"Scienza e Professione"
Mensile di informazione e varie attualita' - Reg.
Trib. Roma n. 397/2004 del 7/10/2004
Resp.: Daniele Zamperini O.M. Roma
19738 - O. d. G. Lazio e Molise 073422
Privacy e foto segnaletiche. Sentenza della Corte dei diritti Ue
La diffusione di foto segnaletiche alla stampa viola l'articolo 8 della Convenzione
europea dei diritti dell'uomo
Trasmettere agli organi di stampa fotografie di una persona accusata in un procedimento
penale costituisce una violazione dell'articolo 8 della Convenzione europea dei diritti
dell'uomo.
Il principio è stato affermato in una recente sentenza della Corte europea dei diritti
dell'uomo (50774/99, 11 gennaio 2005) originata dal ricorso di un'insegnante italiana -
fermata e posta agli arresti domiciliari con l' accusa di associazione a delinquere,
evasione fiscale e falso - la cui fotografia, scattata durante le indagini, era stata
diffusa nel corso di una conferenza stampa delle forze dell'ordine e quindi pubblicata su
diverse edizioni di due quotidiani locali.
La sentenza conferma i principi già sostenuti in numerosi provvedimenti dal Garante
italiano, il quale è più volte intervenuto stabilendo il divieto di diffondere le foto
segnaletiche, anche nell'ambito di conferenze stampa, se non ricorrono fini di giustizia e
di polizia o motivi di interesse pubblico. (v. Provv. 19 marzo 2003; Comunicato stampa: 26
novembre 2003 - 8 aprile 2003)
I giudici di Strasburgo hanno messo in evidenza che rispetto ad altri casi oggetto di
precedenti pronunce della Corte (cfr. Von Hannover/Germania, 59320/00, 24 giugno 2004) la
fattispecie in esame presentava alcune peculiarità: essa, in primo luogo, non riguardava
un personaggio pubblico; inoltre, la foto pubblicata proveniente dal fascicolo d'inchiesta
era stata fornita ai giornali da agenti della Guardia di finanza.
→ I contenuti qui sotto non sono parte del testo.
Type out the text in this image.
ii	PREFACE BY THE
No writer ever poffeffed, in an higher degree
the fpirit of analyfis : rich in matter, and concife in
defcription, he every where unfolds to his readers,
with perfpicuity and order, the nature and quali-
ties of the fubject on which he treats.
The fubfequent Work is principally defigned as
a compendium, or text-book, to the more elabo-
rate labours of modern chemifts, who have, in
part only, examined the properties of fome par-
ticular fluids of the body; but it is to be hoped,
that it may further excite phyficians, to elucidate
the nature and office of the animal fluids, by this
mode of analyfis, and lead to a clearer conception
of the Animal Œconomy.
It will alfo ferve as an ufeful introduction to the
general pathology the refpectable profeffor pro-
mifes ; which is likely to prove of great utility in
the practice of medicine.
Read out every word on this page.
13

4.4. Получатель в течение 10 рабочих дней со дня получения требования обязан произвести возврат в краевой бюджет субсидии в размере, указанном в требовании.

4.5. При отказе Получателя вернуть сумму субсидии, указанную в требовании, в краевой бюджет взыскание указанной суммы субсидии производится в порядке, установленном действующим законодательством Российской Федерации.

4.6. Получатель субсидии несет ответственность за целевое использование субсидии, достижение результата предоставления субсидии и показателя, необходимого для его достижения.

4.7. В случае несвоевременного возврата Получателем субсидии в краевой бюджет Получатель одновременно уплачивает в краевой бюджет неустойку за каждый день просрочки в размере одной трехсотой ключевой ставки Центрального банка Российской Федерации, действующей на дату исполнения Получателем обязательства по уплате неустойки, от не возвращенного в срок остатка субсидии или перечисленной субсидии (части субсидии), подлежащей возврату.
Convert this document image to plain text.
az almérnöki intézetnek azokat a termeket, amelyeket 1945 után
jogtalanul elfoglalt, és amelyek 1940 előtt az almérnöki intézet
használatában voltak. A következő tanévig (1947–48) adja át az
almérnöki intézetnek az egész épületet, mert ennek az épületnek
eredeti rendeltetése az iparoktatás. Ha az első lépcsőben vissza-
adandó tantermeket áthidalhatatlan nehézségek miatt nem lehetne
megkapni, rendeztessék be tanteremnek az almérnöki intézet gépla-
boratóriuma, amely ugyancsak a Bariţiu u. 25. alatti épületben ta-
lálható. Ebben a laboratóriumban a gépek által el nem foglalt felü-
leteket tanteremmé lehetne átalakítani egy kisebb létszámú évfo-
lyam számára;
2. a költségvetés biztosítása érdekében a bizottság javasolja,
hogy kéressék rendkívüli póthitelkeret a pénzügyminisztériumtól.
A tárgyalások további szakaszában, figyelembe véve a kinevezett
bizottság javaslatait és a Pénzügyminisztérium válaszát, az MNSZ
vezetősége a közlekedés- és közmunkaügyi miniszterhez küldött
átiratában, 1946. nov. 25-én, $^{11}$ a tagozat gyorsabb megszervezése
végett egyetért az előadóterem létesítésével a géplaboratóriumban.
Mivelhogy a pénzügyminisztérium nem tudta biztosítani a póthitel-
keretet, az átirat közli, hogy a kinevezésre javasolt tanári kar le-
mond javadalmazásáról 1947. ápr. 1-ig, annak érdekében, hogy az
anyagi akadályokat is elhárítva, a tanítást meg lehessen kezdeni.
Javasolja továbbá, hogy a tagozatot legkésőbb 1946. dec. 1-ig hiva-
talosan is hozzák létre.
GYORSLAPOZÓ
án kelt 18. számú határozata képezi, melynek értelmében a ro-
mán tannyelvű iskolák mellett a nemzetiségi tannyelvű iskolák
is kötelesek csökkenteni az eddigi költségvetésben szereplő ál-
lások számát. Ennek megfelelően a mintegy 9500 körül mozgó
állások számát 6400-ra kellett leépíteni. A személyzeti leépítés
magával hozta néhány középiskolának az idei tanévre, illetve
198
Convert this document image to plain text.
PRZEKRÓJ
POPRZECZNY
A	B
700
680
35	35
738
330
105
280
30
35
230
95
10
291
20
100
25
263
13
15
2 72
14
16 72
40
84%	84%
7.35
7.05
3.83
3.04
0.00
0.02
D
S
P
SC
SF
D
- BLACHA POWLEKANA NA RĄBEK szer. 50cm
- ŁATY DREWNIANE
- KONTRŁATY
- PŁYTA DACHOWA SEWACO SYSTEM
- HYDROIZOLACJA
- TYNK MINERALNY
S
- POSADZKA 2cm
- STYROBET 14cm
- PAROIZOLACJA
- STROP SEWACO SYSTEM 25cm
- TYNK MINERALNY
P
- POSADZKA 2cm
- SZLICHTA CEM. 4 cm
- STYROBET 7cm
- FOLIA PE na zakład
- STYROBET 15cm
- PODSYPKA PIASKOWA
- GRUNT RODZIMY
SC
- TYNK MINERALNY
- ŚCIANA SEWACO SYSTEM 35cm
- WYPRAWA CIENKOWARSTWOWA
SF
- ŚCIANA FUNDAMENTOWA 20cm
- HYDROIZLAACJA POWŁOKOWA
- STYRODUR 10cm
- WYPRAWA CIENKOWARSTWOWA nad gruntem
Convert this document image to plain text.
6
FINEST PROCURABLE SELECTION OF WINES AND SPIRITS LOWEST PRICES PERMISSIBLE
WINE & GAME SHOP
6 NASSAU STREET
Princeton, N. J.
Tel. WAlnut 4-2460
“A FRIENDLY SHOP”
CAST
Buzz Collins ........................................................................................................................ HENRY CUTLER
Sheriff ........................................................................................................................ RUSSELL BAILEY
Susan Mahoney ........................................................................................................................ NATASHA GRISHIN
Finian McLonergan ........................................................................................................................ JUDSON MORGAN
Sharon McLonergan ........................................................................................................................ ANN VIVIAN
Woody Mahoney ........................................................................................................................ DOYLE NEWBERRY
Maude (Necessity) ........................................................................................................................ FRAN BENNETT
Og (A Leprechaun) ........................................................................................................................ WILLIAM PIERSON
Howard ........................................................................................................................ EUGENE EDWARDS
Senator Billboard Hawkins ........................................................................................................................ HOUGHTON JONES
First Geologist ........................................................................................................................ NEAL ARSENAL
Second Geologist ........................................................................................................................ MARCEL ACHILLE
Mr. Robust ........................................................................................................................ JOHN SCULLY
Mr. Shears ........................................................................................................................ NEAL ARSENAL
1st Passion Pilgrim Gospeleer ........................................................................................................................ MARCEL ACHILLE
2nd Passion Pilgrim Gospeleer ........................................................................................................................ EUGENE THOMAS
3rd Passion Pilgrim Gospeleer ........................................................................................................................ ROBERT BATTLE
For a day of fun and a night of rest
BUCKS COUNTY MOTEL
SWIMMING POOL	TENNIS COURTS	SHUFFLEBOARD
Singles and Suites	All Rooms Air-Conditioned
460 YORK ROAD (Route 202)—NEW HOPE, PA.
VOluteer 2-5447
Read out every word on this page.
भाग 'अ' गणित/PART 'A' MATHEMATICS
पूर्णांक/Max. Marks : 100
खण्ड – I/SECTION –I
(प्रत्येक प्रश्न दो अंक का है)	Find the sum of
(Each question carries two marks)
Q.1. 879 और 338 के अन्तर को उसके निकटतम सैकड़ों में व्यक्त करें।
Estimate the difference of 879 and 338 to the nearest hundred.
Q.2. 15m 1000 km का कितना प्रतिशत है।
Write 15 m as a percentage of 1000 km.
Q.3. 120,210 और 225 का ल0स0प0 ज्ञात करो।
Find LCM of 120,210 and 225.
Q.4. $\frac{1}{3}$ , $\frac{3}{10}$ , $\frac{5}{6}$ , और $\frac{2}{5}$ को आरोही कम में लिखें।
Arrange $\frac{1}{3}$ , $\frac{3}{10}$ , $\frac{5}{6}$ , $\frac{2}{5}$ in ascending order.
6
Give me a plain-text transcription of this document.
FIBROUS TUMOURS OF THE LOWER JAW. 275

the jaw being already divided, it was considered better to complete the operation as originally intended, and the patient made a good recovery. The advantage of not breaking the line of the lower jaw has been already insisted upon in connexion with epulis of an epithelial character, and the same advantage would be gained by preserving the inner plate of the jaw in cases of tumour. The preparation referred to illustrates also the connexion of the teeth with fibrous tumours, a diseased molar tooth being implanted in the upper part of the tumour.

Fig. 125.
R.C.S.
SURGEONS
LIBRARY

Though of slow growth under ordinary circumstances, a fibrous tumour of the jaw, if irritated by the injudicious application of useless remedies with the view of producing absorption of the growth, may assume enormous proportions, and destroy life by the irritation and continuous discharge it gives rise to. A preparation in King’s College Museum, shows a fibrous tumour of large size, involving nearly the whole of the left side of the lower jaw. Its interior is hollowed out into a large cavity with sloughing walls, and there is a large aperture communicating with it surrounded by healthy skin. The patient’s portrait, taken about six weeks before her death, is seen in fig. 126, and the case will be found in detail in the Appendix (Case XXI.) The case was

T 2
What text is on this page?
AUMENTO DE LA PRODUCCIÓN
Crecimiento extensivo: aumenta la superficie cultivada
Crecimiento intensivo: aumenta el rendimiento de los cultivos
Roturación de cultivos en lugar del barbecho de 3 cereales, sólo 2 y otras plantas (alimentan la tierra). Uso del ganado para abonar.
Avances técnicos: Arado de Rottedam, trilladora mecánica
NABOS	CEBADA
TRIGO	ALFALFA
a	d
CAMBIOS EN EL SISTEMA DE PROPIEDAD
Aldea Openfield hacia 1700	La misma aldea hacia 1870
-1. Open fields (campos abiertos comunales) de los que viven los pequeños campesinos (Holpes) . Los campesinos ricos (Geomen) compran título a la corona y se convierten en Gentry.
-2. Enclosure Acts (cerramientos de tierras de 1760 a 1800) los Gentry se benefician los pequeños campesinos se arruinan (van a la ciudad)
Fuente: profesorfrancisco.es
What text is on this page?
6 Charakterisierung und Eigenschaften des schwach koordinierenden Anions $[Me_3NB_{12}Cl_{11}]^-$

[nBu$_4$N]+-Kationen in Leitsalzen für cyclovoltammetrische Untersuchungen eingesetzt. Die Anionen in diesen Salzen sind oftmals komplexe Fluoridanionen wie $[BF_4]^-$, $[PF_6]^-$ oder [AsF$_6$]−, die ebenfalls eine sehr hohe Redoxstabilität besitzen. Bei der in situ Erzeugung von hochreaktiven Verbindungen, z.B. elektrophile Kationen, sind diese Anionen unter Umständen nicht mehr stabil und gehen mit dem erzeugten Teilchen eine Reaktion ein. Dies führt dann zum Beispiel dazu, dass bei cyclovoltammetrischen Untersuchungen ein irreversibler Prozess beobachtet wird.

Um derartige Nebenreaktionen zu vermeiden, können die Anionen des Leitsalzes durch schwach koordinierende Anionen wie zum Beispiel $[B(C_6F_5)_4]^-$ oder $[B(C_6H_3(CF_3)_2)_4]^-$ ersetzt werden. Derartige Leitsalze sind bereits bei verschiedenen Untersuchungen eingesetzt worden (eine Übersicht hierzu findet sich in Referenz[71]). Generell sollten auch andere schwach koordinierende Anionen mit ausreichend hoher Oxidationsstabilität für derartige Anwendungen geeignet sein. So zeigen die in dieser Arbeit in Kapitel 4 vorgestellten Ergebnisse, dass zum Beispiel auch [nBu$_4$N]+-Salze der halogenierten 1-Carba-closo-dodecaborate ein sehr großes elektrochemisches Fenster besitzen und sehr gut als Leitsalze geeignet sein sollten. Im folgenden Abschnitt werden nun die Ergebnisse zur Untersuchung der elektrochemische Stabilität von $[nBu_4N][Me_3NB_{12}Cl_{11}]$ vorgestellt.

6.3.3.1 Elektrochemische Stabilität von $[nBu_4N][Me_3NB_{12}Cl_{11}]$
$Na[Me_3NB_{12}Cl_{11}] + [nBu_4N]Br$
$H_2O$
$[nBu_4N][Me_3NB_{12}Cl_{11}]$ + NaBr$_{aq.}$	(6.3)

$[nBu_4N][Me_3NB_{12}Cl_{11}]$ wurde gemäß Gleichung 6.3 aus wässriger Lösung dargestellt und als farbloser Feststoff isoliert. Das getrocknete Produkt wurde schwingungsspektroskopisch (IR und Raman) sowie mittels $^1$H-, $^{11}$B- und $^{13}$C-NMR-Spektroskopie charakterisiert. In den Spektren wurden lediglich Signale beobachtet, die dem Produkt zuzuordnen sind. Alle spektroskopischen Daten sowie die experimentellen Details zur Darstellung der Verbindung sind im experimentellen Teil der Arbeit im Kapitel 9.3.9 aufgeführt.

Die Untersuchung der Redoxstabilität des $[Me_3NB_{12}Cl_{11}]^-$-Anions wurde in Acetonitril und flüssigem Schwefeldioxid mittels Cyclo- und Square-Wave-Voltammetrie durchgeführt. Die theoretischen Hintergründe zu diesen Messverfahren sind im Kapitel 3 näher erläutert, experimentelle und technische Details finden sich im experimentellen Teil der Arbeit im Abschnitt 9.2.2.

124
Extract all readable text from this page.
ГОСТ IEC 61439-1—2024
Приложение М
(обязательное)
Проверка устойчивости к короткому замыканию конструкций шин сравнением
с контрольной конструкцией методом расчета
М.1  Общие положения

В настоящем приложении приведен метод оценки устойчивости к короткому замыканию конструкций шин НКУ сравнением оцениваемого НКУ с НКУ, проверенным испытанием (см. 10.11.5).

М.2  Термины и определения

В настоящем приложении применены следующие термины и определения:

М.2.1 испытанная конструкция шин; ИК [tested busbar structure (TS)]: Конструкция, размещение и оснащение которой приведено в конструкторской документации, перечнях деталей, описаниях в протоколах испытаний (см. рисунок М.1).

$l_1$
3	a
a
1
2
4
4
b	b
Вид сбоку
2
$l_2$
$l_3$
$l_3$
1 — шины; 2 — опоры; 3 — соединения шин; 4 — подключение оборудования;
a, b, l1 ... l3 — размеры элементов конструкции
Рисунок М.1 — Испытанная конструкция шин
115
Il fatto che, nel caso di specie, la ricorrente non fosse un personaggio pubblico -
secondo la Corte - giustifica una contrazione della legittima "zona di interazione
tra l'individuo e i terzi" (più ampia, evidentemente, nel caso di persone celebri)
che non può espandersi in ragione del coinvolgimento della donna in un procedimento
penale.
Per accertare la lamentata ingerenza nella sfera privata, la Corte ha valutato -
conformemente alla sua giurisprudenza - il rispetto dei requisiti previsti dall'Art. 8(2)
della Convenzione europea dei diritti dell'uomo. Tale comma stabilisce, infatti, che si
possa interferire con la vita privata di una persona soltanto se ciò è "previsto
dalla legge", e "necessario, in una società democratica" per raggiungere
gli scopi indicati nello stesso comma (pubblica sicurezza, protezione dell'ordine, della
salute o della morale pubblica, o protezione dei diritti e della libertà altrui.).
In particolare, quanto al primo punto, i giudici hanno ravvisato l' inapplicabilità al
caso in oggetto dell'eccezione al segreto degli atti di indagini prevista dall'articolo
329(2) del codice di procedura penale italiano. Tale eccezione riguarda unicamente la
circostanza in cui la pubblicità di uno degli atti sia necessaria ai fini della
prosecuzione dell'
indagine, il che non è sostenibile nel caso di specie. Pertanto, la Corte non ha
riscontrato la presenza di previsioni normative che giustificassero l 'ingerenza nella
vita privata della ricorrente, e non ha ritenuto di doversi pronunciare sull'altro
requisito imponendo allo Stato italiano di risarcire l'insegnante delle spese processuali.